The mortgage servicing rules, which take effect in January, hold servicers responsible for contacting struggling borrowers in a timely manner.
As servicing implementation enters its final phases, we heard from many sources that it was important to address these remaining issues to ensure a smooth transition and provide certainty to the market, said CFPB director Richard Cordray, in the press release. When mortgage servicers better understand the rules they have to follow, that is better for consumers.
Among the biggest concerns servicers had with the rule was with regard to how they should deal with a borrower in the process of bankruptcy since there are greater legal protections for consumers under the bankruptcy code.
The CFPB said that servicers are not required to send periodic account statements or take certain early intervention with bankrupt borrowers. However, the agency added that further assessment is warranted with regard to how its new mortgage servicing rule intersects with bankruptcy law.
The CFPB also added that servicers are still required to send certain notices to a borrower who requests not to be contacted under the Fair Debt Collection Practices Act unless it involves an ongoing defaulted borrower.
“Specifically, servicers must communicate with the borrower with regard to requests for loss mitigation, information requests, error resolution, force-placed insurance, initial interest rate adjustment of adjustable-rate mortgages and periodic statements,” the notice said. “However, servicers will not be required to provide certain early intervention contacts or ongoing notices of interest rate adjustments to delinquent borrowers who have instructed the servicer to stop communicating with them.”
Part of the CFPBs new rule requires servicers to intervene early with delinquent borrowers by attempting to contact the borrower every time a payment is missed and offer prevention assistance.
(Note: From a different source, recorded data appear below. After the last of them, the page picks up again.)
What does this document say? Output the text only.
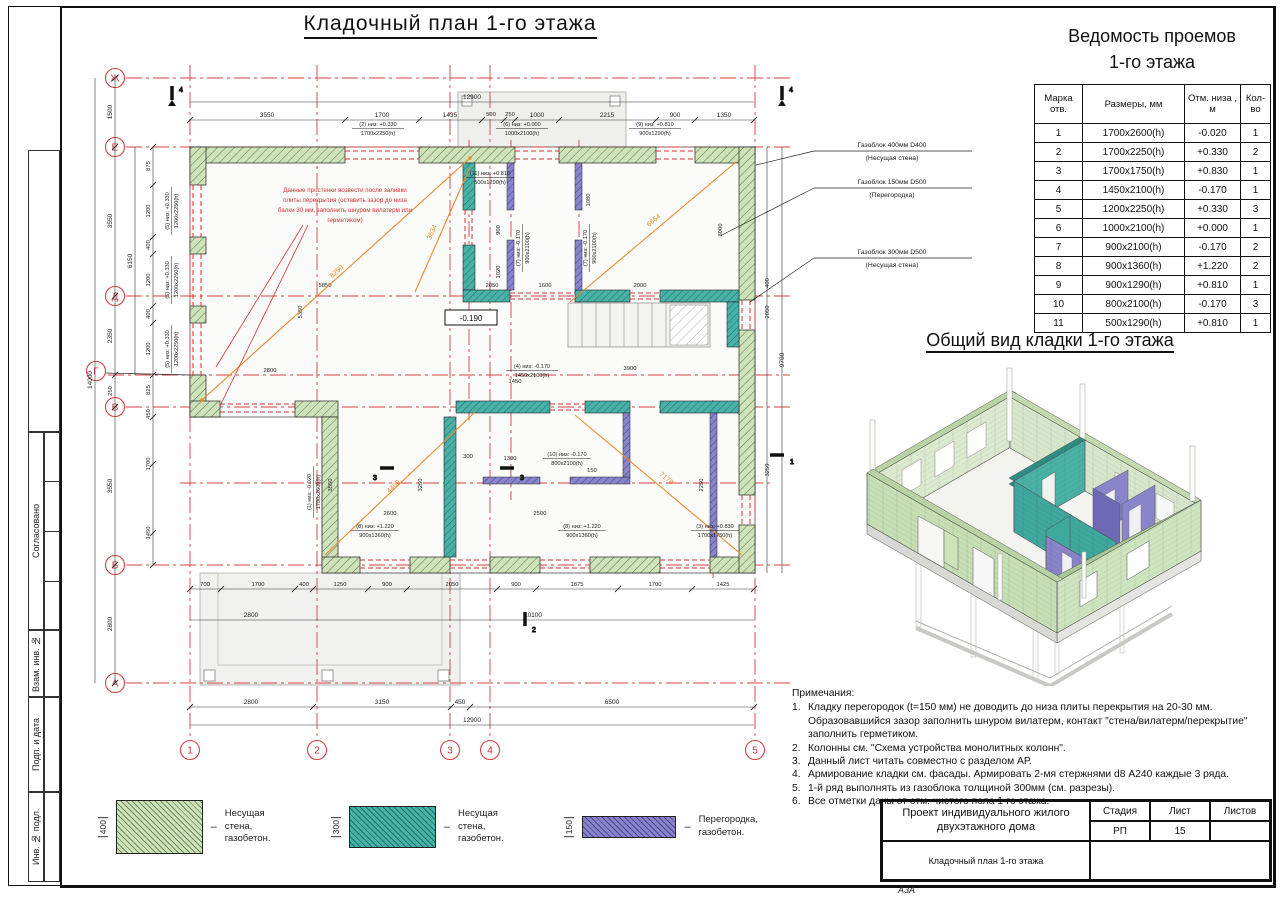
Согласовано
Взам. инв. №
Подп. и дата
Инв. № подл.
Кладочный план 1-го этажа
Ж
Е
Д
Г
В
Б
А
1	2	3	4	5
12900
3550	1700	1435	500 250 1000	2215	900	1350
14000
1500
3550
2350
250
3550
2800
6150
875
1200
400
1200
400
1200
825
450
1700
1450
9700
2050
3250
400
700	1700	400	1250	900	2050	900	1875	1700	1425
2800	10100
2800	3150	450	6500
12900
5850
5350
2800
2050	1600	2000
900
1080
3000
1020
3900
1450
2600	2500
1300
3550	3250	2250
150
300
8250
3634
6664
4400
7178
Данные простенки возвести после заливки
плиты перекрытия (оставить зазор до низа
балки 30 мм, заполнить шнуром вилатерм или
герметиком)
-0.190
(2) низ: +0.330
1700х2250(h)
(6) низ: +0.000
1000х2100(h)
(9) низ: +0.810
900х1290(h)
(5) низ: +0.330 1200х2250(h)
(5) низ: +0.330 1200х2250(h)
(5) низ: +0.330 1200х2250(h)
(11) низ: +0.810
500х1290(h)
(7) низ: -0.170 900х2100(h)	(7) низ: -0.170 900х2100(h)
(4) низ: -0.170
1450х2100(h)
(10) низ: -0.170
800х2100(h)
(8) низ: +1.220
900х1360(h)
(8) низ: +1.220
900х1360(h)
(3) низ: +0.830
1700х1750(h)
(1) низ: -0.020 1700х2600(h)
Газоблок 400мм D400
(Несущая стена)
Газоблок 150мм D500
(Перегородка)
Газоблок 300мм D500
(Несущая стена)
4	4
1
2
3	3
Ведомость проемов
1-го этажа
Марка отв.	Размеры, мм	Отм. низа , м	Кол-во
1	1700х2600(h)	-0.020	1
2	1700х2250(h)	+0.330	2
3	1700х1750(h)	+0.830	1
4	1450х2100(h)	-0.170	1
5	1200х2250(h)	+0.330	3
6	1000х2100(h)	+0.000	1
7	900х2100(h)	-0.170	2
8	900х1360(h)	+1.220	2
9	900х1290(h)	+0.810	1
10	800х2100(h)	-0.170	3
11	500х1290(h)	+0.810	1
Общий вид кладки 1-го этажа
Примечания:
1. Кладку перегородок (t=150 мм) не доводить до низа плиты перекрытия на 20-30 мм. Образовавшийся зазор заполнить шнуром вилатерм, контакт "стена/вилатерм/перекрытие" заполнить герметиком.
2. Колонны см. "Схема устройства монолитных колонн".
3. Данный лист читать совместно с разделом АР.
4. Армирование кладки см. фасады. Армировать 2-мя стержнями d8 А240 каждые 3 ряда.
5. 1-й ряд выполнять из газоблока толщиной 300мм (см. разрезы).
6. Все отметки даны от отм. чистого пола 1-го этажа.
400	–
Несущая стена,
газобетон.
300	–
Несущая стена,
газобетон.
150	–
Перегородка,
газобетон.
Проект индивидуального жилого
двухэтажного дома
Стадия	Лист	Листов
РП	15
Кладочный план 1-го этажа
А3А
However, the CFPBs clarification expanded what it considers appropriate contact to include when a collection call is made or when the borrower is being evaluated for loss mitigation.
The agency also gave examples for how servicers must communicate with next of kin when a borrower dies who was in the process of home retention. This includes evaluating the heirs ability to take on the mortgage payments or proceed with loss mitigation efforts when necessary.
The mortgage servicing rules are among a series of regulations, including the qualified mortgage rule, that take effect Jan. 10.